Bauer Management Junior Shines in Family Dance Company
BAUER COLLEGE JUNIOR MORGAN BULL GREW UP SURROUNDED BY SMALL BUSINESS IN HER MOTHER’S DANCE STUDIO, AND NOW, SHE IS AN INSTRUCTOR AND COMPETITIVE BATON TWIRLER WITH ASPIRATIONS TO ONE DAY WORK IN THE BUSINESS SIDE OF THE DANCE INDUSTRY.
Going to the studio for me is like going home.
Morgan Bull grew up with small business at her fingertips — her mother opened a studio to teach dance and baton twirling, something that Bull took to naturally.
The business side of things came later, according to the Bauer College management junior.
“I started off as a chemistry major at a small school away from home,” Bull said. “Then I declared a nursing major before moving home and taking education courses. But none of it felt right.”
As she navigated her undergraduate education, Bull immersed herself in the world of competitive dance and twirling, both as a teacher and a competitor herself. It didn’t occur to her until a semester into her studies at Bauer College that she could connect her creative passions with what she was learning in the classroom.
“I wasn’t sure what I wanted to do,” Bull said. “I was doing business because you can do anything with it, and my mom has a business degree, so that’s what I did. It wasn’t until a couple months ago that I figured out that dance and business go together.”
Courses with Bauer faculty, including Jamie Belinne and Carlos Ortega, inspired Bull to find a way to marry her passion for dance and twirling with a future career. She has also had the opportunity to learn hands-on business skills from birth, as her mother has run Vicki Michelle Dance Studio, a successful small business in Spring, TX, since 1994.
Now, Bull said, it seems that her future could look a bit like her past.
“When I was a kid, I remember that dancewear companies would send reps to our studio,” she said. “They’d bring a motorhome filled with clothes and leotards and tutus, and it was my favorite thing. It was so fun. So now, it’s like, why don’t I do that? I’d love to be a part of all of it, finding things to mass produce and put into catalogs, getting to present new lines to all of the studios.”
Bull is learning on the job at her mother’s studio, which has a retail store in addition to classes for dancers age 2 through adult.
“We have our own logo leotards and bows and things,” Bull said. “I’ve had to learn about marketing from that experience. What we’ve picked out is so adorable, and that’s great, but the way you present it and talk about it and price it, all works together to sell the product.”
It helps that she speaks from experience — Bull is classically trained in ballet, hip hop, jazz, lyrical and tap dancing, as well as twirling.

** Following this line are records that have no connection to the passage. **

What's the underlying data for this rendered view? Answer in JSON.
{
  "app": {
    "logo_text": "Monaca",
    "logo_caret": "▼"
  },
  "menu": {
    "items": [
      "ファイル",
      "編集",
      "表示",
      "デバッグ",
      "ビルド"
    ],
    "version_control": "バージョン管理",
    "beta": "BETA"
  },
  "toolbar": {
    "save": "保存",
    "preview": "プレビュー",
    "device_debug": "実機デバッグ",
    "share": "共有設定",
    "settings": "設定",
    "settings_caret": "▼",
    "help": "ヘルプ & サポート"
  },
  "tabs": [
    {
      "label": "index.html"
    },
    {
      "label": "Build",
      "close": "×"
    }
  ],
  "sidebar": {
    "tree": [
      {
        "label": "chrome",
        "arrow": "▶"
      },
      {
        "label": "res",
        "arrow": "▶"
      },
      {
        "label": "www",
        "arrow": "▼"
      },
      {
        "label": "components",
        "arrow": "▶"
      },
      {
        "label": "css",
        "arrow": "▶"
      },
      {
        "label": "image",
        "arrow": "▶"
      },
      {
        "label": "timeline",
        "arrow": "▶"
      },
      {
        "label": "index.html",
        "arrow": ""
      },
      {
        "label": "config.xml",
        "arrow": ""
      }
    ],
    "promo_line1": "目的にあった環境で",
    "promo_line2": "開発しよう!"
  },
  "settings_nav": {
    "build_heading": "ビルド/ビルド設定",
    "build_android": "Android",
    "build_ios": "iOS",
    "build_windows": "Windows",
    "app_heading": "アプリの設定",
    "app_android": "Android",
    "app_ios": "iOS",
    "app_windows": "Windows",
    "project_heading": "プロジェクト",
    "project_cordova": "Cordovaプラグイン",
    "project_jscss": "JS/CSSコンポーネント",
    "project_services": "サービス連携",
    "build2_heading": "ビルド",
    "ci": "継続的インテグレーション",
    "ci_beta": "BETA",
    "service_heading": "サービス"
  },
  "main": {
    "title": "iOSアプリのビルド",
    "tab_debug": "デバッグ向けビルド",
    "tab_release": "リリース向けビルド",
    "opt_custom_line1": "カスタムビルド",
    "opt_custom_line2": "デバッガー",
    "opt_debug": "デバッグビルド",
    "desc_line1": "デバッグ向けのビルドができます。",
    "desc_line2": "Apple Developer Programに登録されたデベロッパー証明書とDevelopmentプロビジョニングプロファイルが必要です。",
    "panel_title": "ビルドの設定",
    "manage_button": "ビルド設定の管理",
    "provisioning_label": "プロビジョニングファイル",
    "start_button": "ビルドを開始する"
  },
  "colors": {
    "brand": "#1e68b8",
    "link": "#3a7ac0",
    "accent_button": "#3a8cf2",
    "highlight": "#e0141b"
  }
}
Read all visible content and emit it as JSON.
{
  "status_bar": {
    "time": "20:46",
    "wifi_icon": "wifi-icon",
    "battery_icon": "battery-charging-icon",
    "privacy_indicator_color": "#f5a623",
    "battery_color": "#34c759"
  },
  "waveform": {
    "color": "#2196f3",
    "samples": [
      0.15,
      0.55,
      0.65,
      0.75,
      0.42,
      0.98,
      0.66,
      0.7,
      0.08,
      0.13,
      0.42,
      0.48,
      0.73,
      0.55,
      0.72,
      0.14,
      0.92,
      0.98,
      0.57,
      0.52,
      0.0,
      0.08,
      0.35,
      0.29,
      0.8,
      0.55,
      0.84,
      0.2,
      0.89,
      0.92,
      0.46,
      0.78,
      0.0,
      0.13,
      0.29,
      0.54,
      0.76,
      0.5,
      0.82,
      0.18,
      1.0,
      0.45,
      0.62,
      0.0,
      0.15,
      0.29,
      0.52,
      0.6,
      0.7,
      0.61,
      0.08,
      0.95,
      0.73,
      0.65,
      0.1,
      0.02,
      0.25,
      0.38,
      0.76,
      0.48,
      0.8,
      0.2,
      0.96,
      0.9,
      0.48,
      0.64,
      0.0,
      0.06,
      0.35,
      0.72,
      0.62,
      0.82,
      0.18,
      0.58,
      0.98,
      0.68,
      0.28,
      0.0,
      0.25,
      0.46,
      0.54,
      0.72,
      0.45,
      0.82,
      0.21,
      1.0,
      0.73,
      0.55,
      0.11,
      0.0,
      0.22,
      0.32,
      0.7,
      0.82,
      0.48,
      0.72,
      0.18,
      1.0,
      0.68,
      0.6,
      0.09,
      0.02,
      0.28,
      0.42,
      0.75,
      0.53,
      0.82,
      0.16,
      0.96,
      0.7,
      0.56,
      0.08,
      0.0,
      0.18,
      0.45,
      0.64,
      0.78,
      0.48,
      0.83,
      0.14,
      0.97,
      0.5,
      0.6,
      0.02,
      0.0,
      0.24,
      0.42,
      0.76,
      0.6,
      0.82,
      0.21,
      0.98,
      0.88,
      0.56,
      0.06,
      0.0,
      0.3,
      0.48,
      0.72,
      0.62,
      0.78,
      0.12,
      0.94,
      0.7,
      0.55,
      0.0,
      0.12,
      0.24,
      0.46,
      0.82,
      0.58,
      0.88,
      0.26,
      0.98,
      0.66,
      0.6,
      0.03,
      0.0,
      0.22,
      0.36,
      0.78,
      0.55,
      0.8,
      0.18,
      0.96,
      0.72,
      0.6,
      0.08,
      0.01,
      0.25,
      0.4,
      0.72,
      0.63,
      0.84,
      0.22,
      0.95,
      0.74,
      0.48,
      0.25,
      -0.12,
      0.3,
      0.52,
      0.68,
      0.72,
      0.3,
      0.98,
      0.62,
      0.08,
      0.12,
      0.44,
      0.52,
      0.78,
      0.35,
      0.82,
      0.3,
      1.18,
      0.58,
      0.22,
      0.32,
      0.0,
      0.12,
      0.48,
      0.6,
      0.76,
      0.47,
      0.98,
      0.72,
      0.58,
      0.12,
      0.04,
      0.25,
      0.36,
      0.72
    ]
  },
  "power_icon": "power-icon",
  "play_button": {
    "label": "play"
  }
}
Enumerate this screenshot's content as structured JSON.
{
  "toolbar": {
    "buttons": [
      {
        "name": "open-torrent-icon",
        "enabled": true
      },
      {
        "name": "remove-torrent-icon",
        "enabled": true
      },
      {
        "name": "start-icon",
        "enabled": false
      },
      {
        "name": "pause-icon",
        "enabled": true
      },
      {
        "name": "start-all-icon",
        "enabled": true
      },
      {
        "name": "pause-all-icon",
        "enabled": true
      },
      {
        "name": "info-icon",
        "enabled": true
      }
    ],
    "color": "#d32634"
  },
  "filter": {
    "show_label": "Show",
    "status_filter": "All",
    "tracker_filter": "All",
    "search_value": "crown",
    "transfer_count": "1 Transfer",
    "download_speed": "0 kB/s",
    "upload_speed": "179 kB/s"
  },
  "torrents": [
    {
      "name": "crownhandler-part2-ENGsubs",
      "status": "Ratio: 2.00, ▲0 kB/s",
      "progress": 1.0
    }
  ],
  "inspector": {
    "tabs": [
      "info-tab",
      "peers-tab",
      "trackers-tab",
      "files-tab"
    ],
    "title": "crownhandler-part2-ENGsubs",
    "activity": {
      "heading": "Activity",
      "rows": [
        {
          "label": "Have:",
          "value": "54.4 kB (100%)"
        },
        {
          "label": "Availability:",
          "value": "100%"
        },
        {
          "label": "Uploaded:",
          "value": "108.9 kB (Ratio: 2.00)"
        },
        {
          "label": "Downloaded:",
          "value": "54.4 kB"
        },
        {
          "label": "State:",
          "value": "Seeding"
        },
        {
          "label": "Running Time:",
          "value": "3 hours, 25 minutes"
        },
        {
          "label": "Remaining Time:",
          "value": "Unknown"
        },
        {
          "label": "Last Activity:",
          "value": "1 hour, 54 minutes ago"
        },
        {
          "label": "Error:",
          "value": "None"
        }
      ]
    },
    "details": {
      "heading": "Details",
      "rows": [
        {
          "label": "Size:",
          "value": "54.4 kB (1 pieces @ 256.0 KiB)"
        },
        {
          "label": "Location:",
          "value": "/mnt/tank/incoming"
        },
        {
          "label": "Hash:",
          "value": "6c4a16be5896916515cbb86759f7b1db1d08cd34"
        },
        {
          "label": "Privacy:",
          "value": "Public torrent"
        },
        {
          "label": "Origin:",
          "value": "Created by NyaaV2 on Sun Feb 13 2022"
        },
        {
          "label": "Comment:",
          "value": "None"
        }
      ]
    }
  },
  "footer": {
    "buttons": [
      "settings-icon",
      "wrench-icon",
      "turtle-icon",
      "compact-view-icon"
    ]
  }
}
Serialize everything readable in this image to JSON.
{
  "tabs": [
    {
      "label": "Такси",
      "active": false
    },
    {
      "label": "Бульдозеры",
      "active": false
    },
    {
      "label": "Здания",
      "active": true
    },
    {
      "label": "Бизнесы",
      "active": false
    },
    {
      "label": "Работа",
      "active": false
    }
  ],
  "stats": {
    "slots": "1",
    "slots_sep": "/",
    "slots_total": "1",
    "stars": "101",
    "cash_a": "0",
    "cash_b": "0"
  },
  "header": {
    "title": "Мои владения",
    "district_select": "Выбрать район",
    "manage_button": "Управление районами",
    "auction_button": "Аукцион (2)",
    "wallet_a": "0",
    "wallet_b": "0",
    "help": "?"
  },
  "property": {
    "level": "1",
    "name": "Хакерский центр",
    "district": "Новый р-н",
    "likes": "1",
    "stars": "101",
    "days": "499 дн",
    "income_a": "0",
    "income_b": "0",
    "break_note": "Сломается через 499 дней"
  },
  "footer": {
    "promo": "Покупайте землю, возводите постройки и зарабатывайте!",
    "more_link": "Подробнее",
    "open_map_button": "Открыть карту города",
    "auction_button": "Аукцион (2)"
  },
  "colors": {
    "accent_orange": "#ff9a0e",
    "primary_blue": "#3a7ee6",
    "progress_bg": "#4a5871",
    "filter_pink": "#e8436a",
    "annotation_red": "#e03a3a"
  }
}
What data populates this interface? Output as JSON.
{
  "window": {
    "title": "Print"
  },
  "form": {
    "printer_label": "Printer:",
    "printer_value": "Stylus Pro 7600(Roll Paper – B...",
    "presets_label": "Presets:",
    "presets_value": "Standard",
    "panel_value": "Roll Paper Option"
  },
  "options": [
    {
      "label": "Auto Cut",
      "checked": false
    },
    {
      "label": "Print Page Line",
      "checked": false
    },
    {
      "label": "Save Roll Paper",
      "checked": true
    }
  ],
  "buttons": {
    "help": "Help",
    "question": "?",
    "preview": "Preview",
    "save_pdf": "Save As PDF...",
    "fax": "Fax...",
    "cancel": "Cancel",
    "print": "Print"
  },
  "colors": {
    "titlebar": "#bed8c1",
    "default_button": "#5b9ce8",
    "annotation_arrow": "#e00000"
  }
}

She was a Feature Twirler for the Spirit of Houston Cougar Marching Band for the 2016 and 2017 football seasons and in 2017 was the NBTA SW Regional Collegiate Pageant X-Strut Champion and second runner-up for Collegiate Miss Majorette of the Southwest.
Even with those accolades, Bull is quick to point out that she didn’t get there easily.
“I have a natural knack for baton, but when I started competing, I wasn’t motivated and didn’t practice,” she said. “I got more into it in high school, and by the end, I really buckled down to win a regional title in my sophomore year.”
And through it all, Bull added, her mother taught her skills that are valuable in both competition and business — patience, dedication and perseverance.
“I’m really thankful she pushed me to continue, even when I wasn’t being serious about it,” Bull said. “It helped me to keep up my skills so that when I decided to be serious about it, I could pick things up and continue through my journey.”
That journey led her to advance in the competitive twirling world from novice to beginner and now advanced, the highest level that can be achieved. Bull also worked to progress at her mother’s studio from an intern to an instructor with young dance students of her own.
“When I’m having a bad day and get to go in to teach, it changes everything,” Bull said. “It lightens my spirit to be with these kids and watch them grow in their technique and skills. There are times when my life is hectic and overwhelming, trying to keep up with grades and assignments while we’re working on all of the costumes for competition and teaching, but going to the studio for me is like going home.”